We often wet-played discs at CKFM if they got noisy on the air..shpritz
Lektrostat on them and then put the little cleaning pad on top of the head
shell to keep the stylus in the grooves. Once a week we'd take all the
gunked-up discs down the hall and clean them with good old Ivory bar soap and
dry them with paper towels. I tell you, it worked perfectly.
Move forward about 25 years and I'm doing the all-night show at CFRB, where by
this time the music universe is on carts and CDs but there's still a trolley
full of old LPs that are long out of print but suit the time period. And
they've been over-applied with Lektrostat. And there isn't any more of the
stuff around. My solution? Put a dime on the headshell and play the track I
want to use with the pot down, while running something else on the air, and the
stylus has chiseled the mud out of the grooves. It was easier to replace styli
than records by that time.
"[log in to unmask]" wrote:
> I recall from my LP collecting days that Zerostat was supposed to remove
> static which attracts dust, which makes noise. The noise you are describing
> sounds like wear or an over application of vinyl protection chemical, I
> forget what it was called in those days. If you applied enough of it, it
> would leave a thick coating and add lotsa noise to the record
> ----- Original Message -----
> From: "Peter Hirsch" <[log in to unmask]>
> To: <[log in to unmask]>
> Sent: Saturday, February 11, 2006 10:34 PM
> Subject: [ARSCLIST] De-static question
> > Other than online advertisements for Zerostat, I am having trouble
> > finding information on the techniques for and necessity of removing
> > static charge from records.

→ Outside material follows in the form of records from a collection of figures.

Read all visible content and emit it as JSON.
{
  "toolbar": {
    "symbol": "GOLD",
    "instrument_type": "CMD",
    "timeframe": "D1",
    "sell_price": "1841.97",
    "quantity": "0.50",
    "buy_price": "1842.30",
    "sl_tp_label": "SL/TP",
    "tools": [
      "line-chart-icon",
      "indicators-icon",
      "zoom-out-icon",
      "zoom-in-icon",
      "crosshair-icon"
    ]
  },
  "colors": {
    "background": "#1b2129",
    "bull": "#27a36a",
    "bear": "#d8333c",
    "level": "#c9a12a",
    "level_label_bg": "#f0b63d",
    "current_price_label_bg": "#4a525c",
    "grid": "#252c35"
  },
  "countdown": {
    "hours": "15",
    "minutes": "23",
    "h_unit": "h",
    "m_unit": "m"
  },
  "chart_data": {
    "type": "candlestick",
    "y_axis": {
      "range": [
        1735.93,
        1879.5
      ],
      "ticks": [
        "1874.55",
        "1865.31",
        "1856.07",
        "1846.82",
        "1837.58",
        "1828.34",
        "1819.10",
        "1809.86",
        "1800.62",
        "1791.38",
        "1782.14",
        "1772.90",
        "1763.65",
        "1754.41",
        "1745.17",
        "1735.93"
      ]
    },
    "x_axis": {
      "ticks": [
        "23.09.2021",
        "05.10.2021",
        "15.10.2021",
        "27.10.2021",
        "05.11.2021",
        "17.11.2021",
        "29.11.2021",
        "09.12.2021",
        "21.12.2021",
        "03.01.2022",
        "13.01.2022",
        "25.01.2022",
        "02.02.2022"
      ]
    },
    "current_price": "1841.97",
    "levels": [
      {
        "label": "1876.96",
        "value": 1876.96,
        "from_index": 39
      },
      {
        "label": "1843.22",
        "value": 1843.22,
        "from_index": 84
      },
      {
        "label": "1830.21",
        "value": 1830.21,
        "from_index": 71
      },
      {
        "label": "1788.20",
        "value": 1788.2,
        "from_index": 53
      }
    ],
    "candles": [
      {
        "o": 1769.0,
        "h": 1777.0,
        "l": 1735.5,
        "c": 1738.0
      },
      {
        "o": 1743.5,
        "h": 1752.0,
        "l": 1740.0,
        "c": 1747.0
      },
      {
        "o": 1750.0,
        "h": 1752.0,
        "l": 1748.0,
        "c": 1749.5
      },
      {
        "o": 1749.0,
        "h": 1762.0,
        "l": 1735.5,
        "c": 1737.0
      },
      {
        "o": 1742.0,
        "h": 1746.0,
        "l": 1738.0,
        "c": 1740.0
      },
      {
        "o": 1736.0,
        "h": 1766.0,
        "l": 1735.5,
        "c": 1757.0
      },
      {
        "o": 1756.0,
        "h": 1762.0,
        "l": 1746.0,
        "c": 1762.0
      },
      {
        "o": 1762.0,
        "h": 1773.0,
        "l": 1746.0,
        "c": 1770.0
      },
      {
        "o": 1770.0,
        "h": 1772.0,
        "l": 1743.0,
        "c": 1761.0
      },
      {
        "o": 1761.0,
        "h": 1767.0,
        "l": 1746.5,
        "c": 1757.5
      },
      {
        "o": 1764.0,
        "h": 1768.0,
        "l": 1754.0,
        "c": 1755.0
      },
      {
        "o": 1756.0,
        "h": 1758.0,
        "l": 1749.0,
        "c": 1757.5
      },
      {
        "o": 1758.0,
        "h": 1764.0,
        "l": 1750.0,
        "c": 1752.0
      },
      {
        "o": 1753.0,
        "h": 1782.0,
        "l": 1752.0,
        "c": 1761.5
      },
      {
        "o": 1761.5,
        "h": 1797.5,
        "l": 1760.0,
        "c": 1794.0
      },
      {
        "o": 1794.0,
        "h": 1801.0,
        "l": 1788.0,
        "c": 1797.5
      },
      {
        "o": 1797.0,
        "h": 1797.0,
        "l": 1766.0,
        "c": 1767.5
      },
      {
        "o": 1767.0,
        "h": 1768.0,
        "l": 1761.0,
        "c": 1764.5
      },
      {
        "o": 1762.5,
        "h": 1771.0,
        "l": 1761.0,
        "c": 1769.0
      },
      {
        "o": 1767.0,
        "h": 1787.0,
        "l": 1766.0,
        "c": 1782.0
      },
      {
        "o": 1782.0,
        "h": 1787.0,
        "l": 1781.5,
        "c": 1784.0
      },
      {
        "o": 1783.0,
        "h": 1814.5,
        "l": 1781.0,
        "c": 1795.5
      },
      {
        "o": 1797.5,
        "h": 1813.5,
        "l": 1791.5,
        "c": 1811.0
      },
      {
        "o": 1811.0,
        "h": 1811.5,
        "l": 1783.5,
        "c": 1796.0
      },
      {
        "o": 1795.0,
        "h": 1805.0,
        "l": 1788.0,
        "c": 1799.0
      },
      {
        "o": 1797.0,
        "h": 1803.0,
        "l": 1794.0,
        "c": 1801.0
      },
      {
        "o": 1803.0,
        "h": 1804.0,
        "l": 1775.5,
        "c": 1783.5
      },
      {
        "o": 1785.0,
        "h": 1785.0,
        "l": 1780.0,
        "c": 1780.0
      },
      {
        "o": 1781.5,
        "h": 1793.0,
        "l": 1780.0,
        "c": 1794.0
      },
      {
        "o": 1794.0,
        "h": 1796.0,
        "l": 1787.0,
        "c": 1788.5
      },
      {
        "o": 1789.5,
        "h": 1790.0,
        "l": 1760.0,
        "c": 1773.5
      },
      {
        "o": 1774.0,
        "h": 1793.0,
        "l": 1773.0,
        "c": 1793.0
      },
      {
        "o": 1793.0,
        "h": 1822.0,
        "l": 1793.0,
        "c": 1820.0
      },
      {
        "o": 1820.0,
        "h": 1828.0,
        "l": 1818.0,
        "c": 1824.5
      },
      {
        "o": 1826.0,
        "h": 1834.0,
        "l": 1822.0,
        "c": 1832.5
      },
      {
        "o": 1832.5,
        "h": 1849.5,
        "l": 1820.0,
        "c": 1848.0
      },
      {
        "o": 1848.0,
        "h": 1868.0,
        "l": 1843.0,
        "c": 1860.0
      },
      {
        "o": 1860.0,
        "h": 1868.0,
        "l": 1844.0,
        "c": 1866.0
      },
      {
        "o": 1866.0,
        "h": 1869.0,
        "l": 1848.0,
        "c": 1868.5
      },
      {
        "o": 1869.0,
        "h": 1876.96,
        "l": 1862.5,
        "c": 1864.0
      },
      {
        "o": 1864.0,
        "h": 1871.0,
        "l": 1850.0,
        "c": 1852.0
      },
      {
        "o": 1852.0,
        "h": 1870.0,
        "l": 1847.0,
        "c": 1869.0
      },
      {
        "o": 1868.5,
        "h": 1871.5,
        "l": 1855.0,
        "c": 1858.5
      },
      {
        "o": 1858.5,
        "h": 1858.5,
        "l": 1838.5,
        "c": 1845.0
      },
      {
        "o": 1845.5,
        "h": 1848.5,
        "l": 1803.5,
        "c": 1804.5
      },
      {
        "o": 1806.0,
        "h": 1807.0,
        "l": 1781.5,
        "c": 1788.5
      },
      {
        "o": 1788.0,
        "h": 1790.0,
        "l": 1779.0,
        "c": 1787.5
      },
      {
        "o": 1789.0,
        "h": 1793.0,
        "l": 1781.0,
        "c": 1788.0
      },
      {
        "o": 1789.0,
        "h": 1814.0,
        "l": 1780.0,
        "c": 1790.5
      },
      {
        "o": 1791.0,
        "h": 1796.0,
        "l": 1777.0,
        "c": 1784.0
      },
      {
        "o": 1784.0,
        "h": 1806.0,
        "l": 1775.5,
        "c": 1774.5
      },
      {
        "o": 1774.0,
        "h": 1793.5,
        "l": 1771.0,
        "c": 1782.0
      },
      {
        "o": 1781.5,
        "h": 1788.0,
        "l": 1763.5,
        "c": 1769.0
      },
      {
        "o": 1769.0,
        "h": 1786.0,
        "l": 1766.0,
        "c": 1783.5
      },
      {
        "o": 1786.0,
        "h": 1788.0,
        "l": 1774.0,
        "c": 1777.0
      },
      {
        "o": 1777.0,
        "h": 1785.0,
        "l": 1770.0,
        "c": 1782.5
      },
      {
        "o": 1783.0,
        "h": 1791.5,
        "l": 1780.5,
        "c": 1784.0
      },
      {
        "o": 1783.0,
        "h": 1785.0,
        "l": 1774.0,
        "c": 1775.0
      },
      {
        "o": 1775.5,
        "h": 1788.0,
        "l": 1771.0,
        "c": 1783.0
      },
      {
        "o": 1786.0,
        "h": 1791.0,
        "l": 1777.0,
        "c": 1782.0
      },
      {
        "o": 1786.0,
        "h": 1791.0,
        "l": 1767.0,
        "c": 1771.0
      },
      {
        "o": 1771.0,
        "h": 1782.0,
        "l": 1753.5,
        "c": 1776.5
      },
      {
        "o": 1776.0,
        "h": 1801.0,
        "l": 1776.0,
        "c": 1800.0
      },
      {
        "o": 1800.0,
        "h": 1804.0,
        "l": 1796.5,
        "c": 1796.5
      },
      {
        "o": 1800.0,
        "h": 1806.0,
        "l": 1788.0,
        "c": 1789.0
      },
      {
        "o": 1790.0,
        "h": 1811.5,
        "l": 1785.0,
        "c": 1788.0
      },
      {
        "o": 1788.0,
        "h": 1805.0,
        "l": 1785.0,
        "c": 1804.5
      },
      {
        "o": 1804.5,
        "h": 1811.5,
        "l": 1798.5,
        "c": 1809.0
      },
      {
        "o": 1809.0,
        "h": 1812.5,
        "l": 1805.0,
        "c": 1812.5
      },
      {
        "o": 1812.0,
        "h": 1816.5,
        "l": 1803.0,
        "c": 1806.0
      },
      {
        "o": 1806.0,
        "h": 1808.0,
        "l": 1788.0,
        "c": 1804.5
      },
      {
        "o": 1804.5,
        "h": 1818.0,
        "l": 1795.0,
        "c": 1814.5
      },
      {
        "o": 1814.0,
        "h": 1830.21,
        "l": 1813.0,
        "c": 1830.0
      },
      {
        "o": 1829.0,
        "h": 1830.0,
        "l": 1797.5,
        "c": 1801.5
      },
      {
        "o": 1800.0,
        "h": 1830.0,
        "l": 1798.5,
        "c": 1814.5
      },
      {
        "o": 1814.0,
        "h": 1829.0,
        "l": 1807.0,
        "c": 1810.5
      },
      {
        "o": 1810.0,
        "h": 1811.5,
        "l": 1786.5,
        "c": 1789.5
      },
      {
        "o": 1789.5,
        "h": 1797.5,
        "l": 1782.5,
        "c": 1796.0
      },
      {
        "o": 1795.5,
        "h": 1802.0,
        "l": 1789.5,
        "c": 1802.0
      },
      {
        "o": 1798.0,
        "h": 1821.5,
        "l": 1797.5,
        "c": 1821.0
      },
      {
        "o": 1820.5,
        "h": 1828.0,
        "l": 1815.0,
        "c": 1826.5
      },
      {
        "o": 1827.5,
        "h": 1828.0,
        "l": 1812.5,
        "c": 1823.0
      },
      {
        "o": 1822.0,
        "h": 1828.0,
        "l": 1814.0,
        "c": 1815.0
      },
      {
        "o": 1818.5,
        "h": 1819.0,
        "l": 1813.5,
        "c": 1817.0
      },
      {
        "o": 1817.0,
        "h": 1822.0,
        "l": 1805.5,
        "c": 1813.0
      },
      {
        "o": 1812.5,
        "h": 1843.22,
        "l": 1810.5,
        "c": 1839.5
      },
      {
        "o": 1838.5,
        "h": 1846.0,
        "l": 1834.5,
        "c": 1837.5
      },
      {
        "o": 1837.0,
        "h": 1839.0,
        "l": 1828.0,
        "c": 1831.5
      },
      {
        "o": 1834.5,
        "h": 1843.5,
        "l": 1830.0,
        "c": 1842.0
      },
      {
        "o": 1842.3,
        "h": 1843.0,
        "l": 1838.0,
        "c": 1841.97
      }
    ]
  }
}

Lamentably, my background as collector,
> > cataloger, librarian and archivist does not include much in the way of
> > technical study of such issues. Lately, I have been going through a
> > particularly troublesome batch of secondhand vinyl. After carefully
> > washing discs with a mid-level Nitty-Gritty machine, they look pretty
> > pristine, but generally produce tons of crackle and swish when played.
> > I'm not talking about the metronome click of a scratch, but a kind of
> > variable sonic cloud. To my ears, it is the equivalent of what one hears
> > while combing one's hair (at least what I remember from back when I had
> > hair) with a plastic comb in mid-winter.
> > I'm sure I could be doing a somewhat better cleaning job, but I am
> > wondering if I might get more bang for my buck with a static discharging
> > device of some sort. I'd also be interested in knowing if the beneficial
> > effect is greater if you de-static before or after cleaning. Any
> > suggestions that for diagnosis and remedy would be welcome whatever they
> > involve, even if they are not cleaning or static charge related.
> > I'm sure this is all Basic 101 audio and I should be ashamed of myself
> > for not just going out and empirically solving this question by plunking
> > down my $75 for a Zerostat, but isn't plundering other's knowledge and
> > experiences what listservs are for?